A candlestick chart will show you the opening price of a stock, the high of a stock’s price in a trading day (or other given period of time), the low price, and also the closing price. The individual icons in a candlestick chart resembles a candle, loosely speaking, hence the name.
If you look at a candlestick chart, you’ll see a small box. The box will usually be either black or white. Above and below the box you should see two lines, these refer to the upper and lower shadow. The upper shadow will correspond with the high price while the lower candle will correlate with the low price of a given stock.
As we mentioned, there will be a black or white box. The outside lines on the top and bottom of the box will refer to the opening and closing price for the stock. If the box is white, the bottom line of the box will refer to the open and the top line will refer to the closing price. A white box means that the stock’s price rose.
A black box, on the other hand, will show that the stock’s price decline. The top line of the box will refer to the opening price, while the bottom line will refer to the stock’s closing price. If you invest in a stock, you generally want to see white boxes. If you short-sell a stock, on the other hand, you want to see black boxes.
The Basics with Traditional Bar Charts
Traditional bar charts will display the same information as a candlestick chart, but are often harder to read, at least in the opinion of many investors and traders. A traditional bar chart will show a simple line for a given day or trading period. While many people prefer candlesticks, traditional bar charts are still useful stock charts.
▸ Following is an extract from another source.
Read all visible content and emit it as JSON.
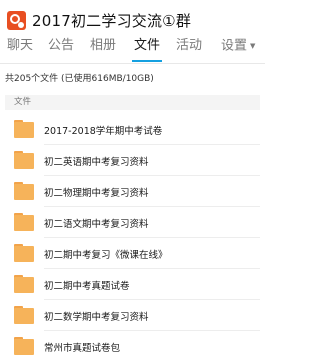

The top of the line will refer to the highest price for the trading period, the bottom of the line will refer to the lowest price. There will also be two small horizontal lines, one branching off to the left, the other branching off to the right. The line branching to the left will show the opening price, while the line branching to the right will show the closing price.
There are many other types of charts and graphs in the investing world. Charts can give you a lot of information in a very short period of time. A quick glance at a chart can tell you a lot about the stock in question, so make sure you learn how to read stock charts.